Laissons ces rêveries… Une vie nous paraît manquée : mais nous ne la jugeons que dans le plan humain ; ce n’est point là qu’elle s’achève, et qu’elle se révèle. Au reste, une femme qui a vécu dans l’intimité de Fénelon et de Bossuet n’a pas eu une part médiocre, même en ce monde. N’oublions pas non plus qu’elle connut par eux une intimité plus haute, et la joie d’écouter « le maître du dedans, qui instruit bien mieux que ceux du dehors. »


PAUL RENAUDIN.

  1. C’est tout ce qui ressort, il me semble, du réquisitoire des Dames. « Cette affluence du plus beau monde, les applaudissemens que nos demoiselles en avaient reçus, la fréquentation des gens du bel esprit, leur avaient beaucoup enflé le cœur, et donné une telle vivacité de goût pour l’esprit et les belles choses, qu’elles devinrent fières, dédaigneuses, hautaines, présomptueuses, peu dociles, à quoi contribua encore beaucoup Mme de la Maisonfort, chanoinesse qui était maîtresse des bleues… Il n’était plus question entre elles que d’esprit et de bel esprit ; on se piquait d’en avoir et de savoir mille choses vaines et curieuses ; on méprisait les demoiselles qui étaient plus simples et moins susceptibles de ce goût… » N’oublions pas que les pieuses Dames, en ce moment, se frappent la poitrine.

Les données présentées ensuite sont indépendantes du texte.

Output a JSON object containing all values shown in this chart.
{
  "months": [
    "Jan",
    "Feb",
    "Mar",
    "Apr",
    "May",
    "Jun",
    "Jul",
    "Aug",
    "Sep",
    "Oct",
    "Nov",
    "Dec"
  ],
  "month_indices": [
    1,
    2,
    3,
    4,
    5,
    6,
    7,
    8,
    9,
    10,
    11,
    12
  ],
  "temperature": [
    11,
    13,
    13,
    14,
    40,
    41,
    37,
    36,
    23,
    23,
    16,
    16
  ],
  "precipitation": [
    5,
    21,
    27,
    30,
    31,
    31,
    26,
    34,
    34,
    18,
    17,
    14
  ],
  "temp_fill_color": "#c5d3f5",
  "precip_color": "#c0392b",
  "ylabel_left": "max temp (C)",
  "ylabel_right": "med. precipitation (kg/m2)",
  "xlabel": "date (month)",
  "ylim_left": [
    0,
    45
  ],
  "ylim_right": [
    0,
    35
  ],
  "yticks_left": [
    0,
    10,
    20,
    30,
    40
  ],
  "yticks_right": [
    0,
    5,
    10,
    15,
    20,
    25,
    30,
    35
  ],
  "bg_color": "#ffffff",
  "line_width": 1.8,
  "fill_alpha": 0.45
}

  2. Mlle de la Fayette écrivait avec assez de sens : « De songer que trois cents jeunes filles, qui y demeurent jusqu’à vingt ans, et qui ont à leur porte une cour de gens éveillés… — de croire, dis-je, que des jeunes filles et des jeunes hommes soient si près les uns des autres sans sauter les murailles, cela n’est presque pas raisonnable. »
  3. Cette actrice n’était point Mme de la Maisonfort, comme le répètent au hasard les anecdotiers, mais sa jeune sœur.
  4. De Fénelon.
  5. « Elles s’ennuieront à mourir dans leurs familles : qu’elles aiment le silence, il convient à notre sexe… » Ce bon sens devient cruel !
  6. Laissons le pauvre Phélipeaux mettre ses lunettes jaunes, et découvrir dans cette lettre l’embarras, la duplicité, les précautions tortueuses de Fénelon.